Zero waste is one of the highest bars in sustainability. It means that all products are reused and no trash is sent to landfills or incinerators. In 2008, KLSD Board of Education appointed a Sustainability Committee to methodically move towards this goal.
“We began by taking inventory to understand how we were using resources,” said Rich Stone; Board Trustee, parent of KLSD alumni, and chairperson of the committee.
This group helped KLSD reduced paper use by about 40%. It also worked with transportation department to pass an anti-idling law for buses and cars, and upgrade district buses to clean diesel. The district now fertilizes fields with a compost tea rather than chemicals and has replaced many water fountains with water bottle filling stations.
The Sustainability Committee conducted a Greenhouse Gas Inventory in 2009, one of the first school districts to do so, and presented the Board of Education with a plan to reduce greenhouse gases by 2015. “We replaced the middle school’s ancient boiler, upgraded windows and replaced lightbulbs.” said Christensen. “We reduced our greenhouse gas by 24% by early 2016.”
“Michael Fassert and the other ninth graders have been composting for years and can show other high school students what to do,” said Costin.
John Jay High School’s Sustainability Club is also key to the school’s transition. The club’s project for Bedford 2020’s Greenlight Award, a spring 2017 competition, focuses on effective ways to convey that leftover food and napkins go in the compost bin. The team's proposal was selected to move forward as one of the finalists in the competition, and they received seed funding to carry out their project. They will present their findings in the competition's final round this May.
Collecting organics throughout all schools is not the only composting milestone at KLSD this school year.
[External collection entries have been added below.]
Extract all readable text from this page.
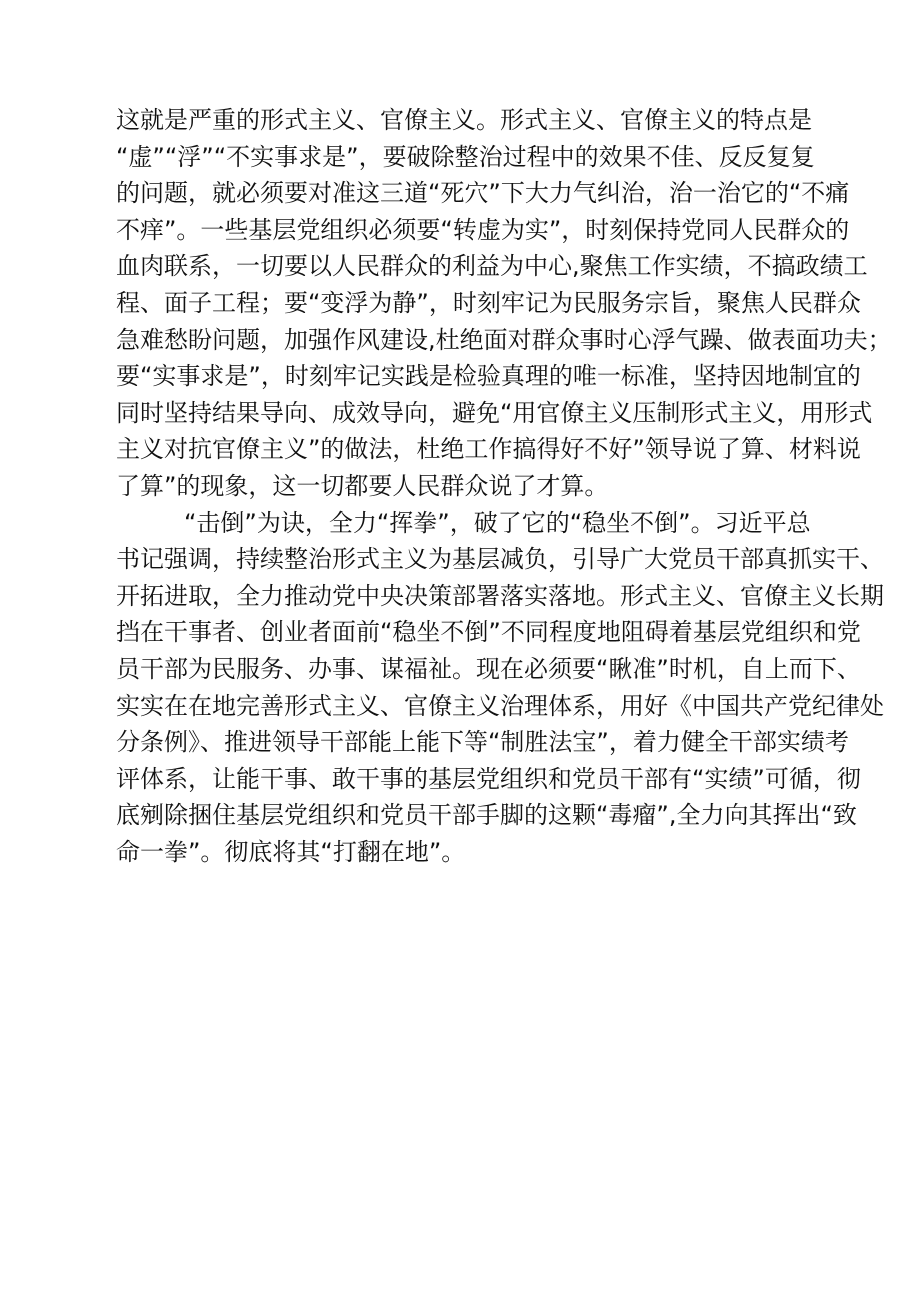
这就是严重的形式主义、官僚主义。形式主义、官僚主义的特点是
“虚”“浮”“不实事求是”，要破除整治过程中的效果不佳、反反复复
的问题，就必须要对准这三道“死穴”下大力气纠治，治一治它的“不痛
不痒”。一些基层党组织必须要“转虚为实”，时刻保持党同人民群众的
血肉联系，一切要以人民群众的利益为中心,聚焦工作实绩，不搞政绩工
程、面子工程；要“变浮为静”，时刻牢记为民服务宗旨，聚焦人民群众
急难愁盼问题，加强作风建设,杜绝面对群众事时心浮气躁、做表面功夫；
要“实事求是”，时刻牢记实践是检验真理的唯一标准，坚持因地制宜的
同时坚持结果导向、成效导向，避免“用官僚主义压制形式主义，用形式
主义对抗官僚主义”的做法，杜绝工作搞得好不好”领导说了算、材料说
了算”的现象，这一切都要人民群众说了才算。
“击倒”为诀，全力“挥拳”，破了它的“稳坐不倒”。习近平总
书记强调，持续整治形式主义为基层减负，引导广大党员干部真抓实干、
开拓进取，全力推动党中央决策部署落实落地。形式主义、官僚主义长期
挡在干事者、创业者面前“稳坐不倒”不同程度地阻碍着基层党组织和党
员干部为民服务、办事、谋福祉。现在必须要“瞅准”时机，自上而下、
实实在在地完善形式主义、官僚主义治理体系，用好《中国共产党纪律处
分条例》、推进领导干部能上能下等“制胜法宝”，着力健全干部实绩考
评体系，让能干事、敢干事的基层党组织和党员干部有“实绩”可循，彻
底剜除捆住基层党组织和党员干部手脚的这颗“毒瘤”,全力向其挥出“致
命一拳”。彻底将其“打翻在地”。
In fall 2016, some of the compost made from students’ lunch leftovers came back.
“We bought three pallets of compost from New Milford Farms this fall,” said Christensen. “We’re using it on the district’s teaching gardens.
In February 2017, John Jay Middle School’s Sustainability Club will take a field trip to New Milford Farms to see for themselves what happens to their cafeteria waste.
KLSD Composting Timeline
Katonah Elementary School (KES) began a composting pilot program in individual classrooms in 2008, which grew into a school-wide initiative in 2011.
All three KLSD elementary schools were taking their food scraps out of the waste stream by the 2012-2013 school year.
John Jay Middle School implemented the program grade by grade from 2013-2016.
John Jay High School kicks off composting in 2017.